Trop souvent, nous voulons faire accroire que le temps nous contraint au déterminisme, qu’il rend les choses irréversibles et qu’il agit sur nous comme une contrainte. Nous croyons au contraire que « donner du temps au temps », comme disait un certain Président de la République, n’est pas une chose vaine, parce que la pensée évolue autant, voire davantage que le corps.
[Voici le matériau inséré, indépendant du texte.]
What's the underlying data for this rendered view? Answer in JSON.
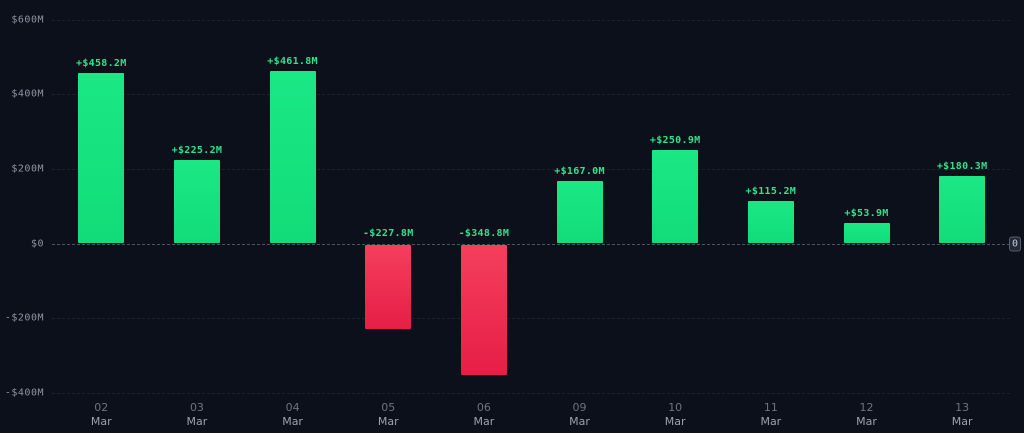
{
  "colors": {
    "background": "#0c101a",
    "positive_bar": "#15e07d",
    "negative_bar": "#ee2449",
    "value_label": "#2fe28c",
    "y_axis_text": "#8d94a2",
    "x_axis_day_text": "#6b7280",
    "x_axis_month_text": "#9aa0ad",
    "gridline": "#1b2130",
    "zero_line": "#4d5565"
  },
  "chart_data": {
    "type": "bar",
    "title": "",
    "xlabel": "",
    "ylabel": "",
    "unit": "millions USD",
    "ylim": [
      -400,
      600
    ],
    "grid": "dashed horizontal",
    "legend": "none",
    "y_ticks": [
      {
        "label": "$600M",
        "value": 600
      },
      {
        "label": "$400M",
        "value": 400
      },
      {
        "label": "$200M",
        "value": 200
      },
      {
        "label": "$0",
        "value": 0
      },
      {
        "label": "-$200M",
        "value": -200
      },
      {
        "label": "-$400M",
        "value": -400
      }
    ],
    "categories": [
      {
        "day": "02",
        "month": "Mar"
      },
      {
        "day": "03",
        "month": "Mar"
      },
      {
        "day": "04",
        "month": "Mar"
      },
      {
        "day": "05",
        "month": "Mar"
      },
      {
        "day": "06",
        "month": "Mar"
      },
      {
        "day": "09",
        "month": "Mar"
      },
      {
        "day": "10",
        "month": "Mar"
      },
      {
        "day": "11",
        "month": "Mar"
      },
      {
        "day": "12",
        "month": "Mar"
      },
      {
        "day": "13",
        "month": "Mar"
      }
    ],
    "values": [
      458.2,
      225.2,
      461.8,
      -227.8,
      -348.8,
      167.0,
      250.9,
      115.2,
      53.9,
      180.3
    ],
    "bar_labels": [
      "+$458.2M",
      "+$225.2M",
      "+$461.8M",
      "-$227.8M",
      "-$348.8M",
      "+$167.0M",
      "+$250.9M",
      "+$115.2M",
      "+$53.9M",
      "+$180.3M"
    ],
    "zero_marker": "0"
  }
}
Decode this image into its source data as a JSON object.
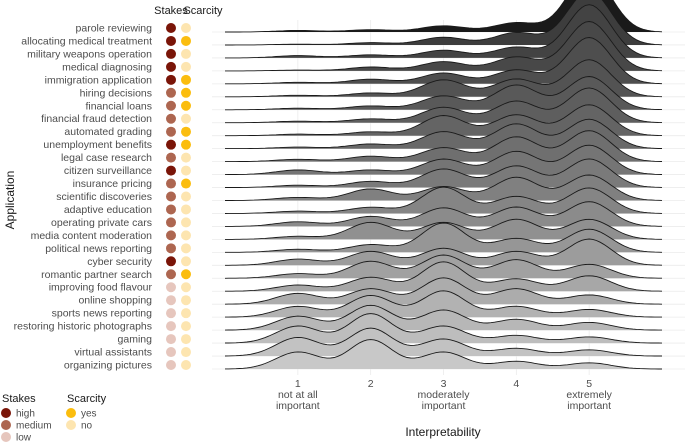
{
  "chart_data": {
    "type": "ridgeline",
    "title": "",
    "xlabel": "Interpretability",
    "ylabel": "Application",
    "xlim": [
      0.0,
      6.0
    ],
    "x_ticks": [
      {
        "value": 1,
        "label": [
          "1",
          "not at all",
          "important"
        ]
      },
      {
        "value": 2,
        "label": [
          "2"
        ]
      },
      {
        "value": 3,
        "label": [
          "3",
          "moderately",
          "important"
        ]
      },
      {
        "value": 4,
        "label": [
          "4"
        ]
      },
      {
        "value": 5,
        "label": [
          "5",
          "extremely",
          "important"
        ]
      }
    ],
    "grid": true,
    "column_headers": {
      "stakes": "Stakes",
      "scarcity": "Scarcity"
    },
    "rating_levels": [
      1,
      2,
      3,
      4,
      5
    ],
    "rows": [
      {
        "application": "parole reviewing",
        "stakes": "high",
        "scarcity": "no",
        "dist": [
          0.02,
          0.03,
          0.08,
          0.12,
          0.75
        ]
      },
      {
        "application": "allocating medical treatment",
        "stakes": "high",
        "scarcity": "yes",
        "dist": [
          0.01,
          0.03,
          0.1,
          0.16,
          0.7
        ]
      },
      {
        "application": "military weapons operation",
        "stakes": "high",
        "scarcity": "no",
        "dist": [
          0.03,
          0.04,
          0.1,
          0.14,
          0.69
        ]
      },
      {
        "application": "medical diagnosing",
        "stakes": "high",
        "scarcity": "no",
        "dist": [
          0.01,
          0.05,
          0.12,
          0.18,
          0.64
        ]
      },
      {
        "application": "immigration application",
        "stakes": "high",
        "scarcity": "yes",
        "dist": [
          0.02,
          0.06,
          0.14,
          0.18,
          0.6
        ]
      },
      {
        "application": "hiring decisions",
        "stakes": "medium",
        "scarcity": "yes",
        "dist": [
          0.02,
          0.05,
          0.22,
          0.23,
          0.48
        ]
      },
      {
        "application": "financial loans",
        "stakes": "medium",
        "scarcity": "yes",
        "dist": [
          0.02,
          0.05,
          0.18,
          0.32,
          0.43
        ]
      },
      {
        "application": "financial fraud detection",
        "stakes": "medium",
        "scarcity": "no",
        "dist": [
          0.02,
          0.05,
          0.2,
          0.28,
          0.45
        ]
      },
      {
        "application": "automated grading",
        "stakes": "medium",
        "scarcity": "yes",
        "dist": [
          0.02,
          0.05,
          0.26,
          0.27,
          0.4
        ]
      },
      {
        "application": "unemployment benefits",
        "stakes": "high",
        "scarcity": "yes",
        "dist": [
          0.02,
          0.06,
          0.22,
          0.32,
          0.38
        ]
      },
      {
        "application": "legal case research",
        "stakes": "medium",
        "scarcity": "no",
        "dist": [
          0.03,
          0.07,
          0.18,
          0.32,
          0.4
        ]
      },
      {
        "application": "citizen surveillance",
        "stakes": "high",
        "scarcity": "no",
        "dist": [
          0.06,
          0.06,
          0.2,
          0.3,
          0.38
        ]
      },
      {
        "application": "insurance pricing",
        "stakes": "medium",
        "scarcity": "yes",
        "dist": [
          0.03,
          0.08,
          0.24,
          0.28,
          0.37
        ]
      },
      {
        "application": "scientific discoveries",
        "stakes": "medium",
        "scarcity": "no",
        "dist": [
          0.04,
          0.15,
          0.18,
          0.3,
          0.33
        ]
      },
      {
        "application": "adaptive education",
        "stakes": "medium",
        "scarcity": "no",
        "dist": [
          0.03,
          0.08,
          0.34,
          0.22,
          0.33
        ]
      },
      {
        "application": "operating private cars",
        "stakes": "medium",
        "scarcity": "no",
        "dist": [
          0.06,
          0.13,
          0.24,
          0.25,
          0.32
        ]
      },
      {
        "application": "media content moderation",
        "stakes": "medium",
        "scarcity": "no",
        "dist": [
          0.04,
          0.22,
          0.22,
          0.26,
          0.26
        ]
      },
      {
        "application": "political news reporting",
        "stakes": "medium",
        "scarcity": "no",
        "dist": [
          0.04,
          0.1,
          0.38,
          0.18,
          0.3
        ]
      },
      {
        "application": "cyber security",
        "stakes": "high",
        "scarcity": "no",
        "dist": [
          0.08,
          0.18,
          0.22,
          0.18,
          0.34
        ]
      },
      {
        "application": "romantic partner search",
        "stakes": "medium",
        "scarcity": "yes",
        "dist": [
          0.06,
          0.22,
          0.3,
          0.24,
          0.18
        ]
      },
      {
        "application": "improving food flavour",
        "stakes": "low",
        "scarcity": "no",
        "dist": [
          0.08,
          0.18,
          0.38,
          0.16,
          0.2
        ]
      },
      {
        "application": "online shopping",
        "stakes": "low",
        "scarcity": "no",
        "dist": [
          0.14,
          0.2,
          0.34,
          0.2,
          0.12
        ]
      },
      {
        "application": "sports news reporting",
        "stakes": "low",
        "scarcity": "no",
        "dist": [
          0.14,
          0.28,
          0.34,
          0.14,
          0.1
        ]
      },
      {
        "application": "restoring historic photographs",
        "stakes": "low",
        "scarcity": "no",
        "dist": [
          0.18,
          0.32,
          0.26,
          0.14,
          0.1
        ]
      },
      {
        "application": "gaming",
        "stakes": "low",
        "scarcity": "no",
        "dist": [
          0.22,
          0.38,
          0.22,
          0.1,
          0.08
        ]
      },
      {
        "application": "virtual assistants",
        "stakes": "low",
        "scarcity": "no",
        "dist": [
          0.24,
          0.36,
          0.22,
          0.1,
          0.08
        ]
      },
      {
        "application": "organizing pictures",
        "stakes": "low",
        "scarcity": "no",
        "dist": [
          0.22,
          0.38,
          0.22,
          0.1,
          0.08
        ]
      }
    ],
    "fill_gradient": {
      "top": "#1a1a1a",
      "second": "#3d3d3d",
      "bottom": "#c8c8c8"
    },
    "stakes_colors": {
      "high": "#7a1508",
      "medium": "#ad6650",
      "low": "#e6c6bd"
    },
    "scarcity_colors": {
      "yes": "#fbbd0e",
      "no": "#fde5b0"
    },
    "legends": [
      {
        "title": "Stakes",
        "entries": [
          {
            "label": "high",
            "key": "high"
          },
          {
            "label": "medium",
            "key": "medium"
          },
          {
            "label": "low",
            "key": "low"
          }
        ]
      },
      {
        "title": "Scarcity",
        "entries": [
          {
            "label": "yes",
            "key": "yes"
          },
          {
            "label": "no",
            "key": "no"
          }
        ]
      }
    ]
  }
}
Et seul le temps permet à la pensée, la vraie, celle qui est renforcée par l’âge adulte, de dominer le corps. Or si le corps domine et que la pensée évolue, les mutations sont irréversibles. C’est cela que nous voulons éviter par cette proposition de loi. Le temps chez le mineur, plus qu’à n’importe quel autre moment de la vie, fait son œuvre.
Cette proposition de loi fait de la patience la seule forme de prudence convenable. Elle demande du temps, parce que le temps est à l’enfance la meilleure arme contre le déterminisme. C’est en cela que je la soutiendrai, tout comme certains membres du groupe Union Centriste.
Ce texte permet aussi d’agir, dès maintenant, grâce à la prise en charge des personnes mineures présentant une dysphorie de genre.
Il met en place une stratégie nationale pour la pédopsychiatrie et instaure une concertation pluridisciplinaire entre les experts et les médecins au sujet des bloqueurs de puberté.
Le journal Marianne nous rappelle que les réunions pluridisciplinaires sont en théorie une bonne chose. « Mais en l’état actuel, les endocrinologues sont, pour beaucoup, frileux à suivre les mineurs, et les psychologues, pour certains, refusent tout traitement avant 18 ans. Les réunir ne réglera donc probablement pas tout le problème de la qualité de la prise en charge et de l’accompagnement. » Toutefois, ces réunions auront le mérite d’exister et peut-être d’éclairer davantage le législateur sur les évolutions à apporter.
Remercions la commission et notre rapporteur d’avoir su faire évoluer le texte.
Permettez-moi, dans les quelques minutes qui me restent, de m’adresser à cet enfant qui m’écoute peut-être, parce que je rappelle que c’est lui qui est au cœur du sujet : ce n’est qu’en grandissant que tu seras persuadé et que tu mesureras la valeur de tes choix.
Je te le dis, un jour tu seras l’adulte que tu veux être. Mais ce jour-là, tu te rappelleras que les sénateurs, dans leur sagesse, t’auront empêché de t’en vouloir, d’en vouloir à ton enfance et aux adultes qui t’entouraient. (Murmures sur les travées des groupes GEST, SER et CRCE-K.) La sénatrice que je suis veut que tu trouves en toi non pas seulement la fille ou le garçon, mais le citoyen ou la citoyenne qui est en toi, (Mme Mélanie Vogel s’exclame. – Mme Émilienne Poumirol et M. Yan Chantrel ironisent.) c’est-à-dire l’être qui triomphe par sa rationalité et par un raisonnement construit et qui accepte de voir en lui autre chose que son identité. (Mme Mélanie Vogel proteste.)
Tu comprendras que nous avons voulu t’isoler des adultes, qui trop souvent suivent la mode et ont peur de s’opposer au rouleau compresseur du progrès, (Protestations sur les travées des groupes GEST, SER et CRCE-K.) pour te donner autant de chances à toi qu’aux enfants qui suivront. Les voies sont contradictoires, mais le doute doit profiter à l’insouciance de l’enfance. Et comme nous le faisons dans de multiples domaines, la frontière entre la majorité et la minorité doit être sacrée.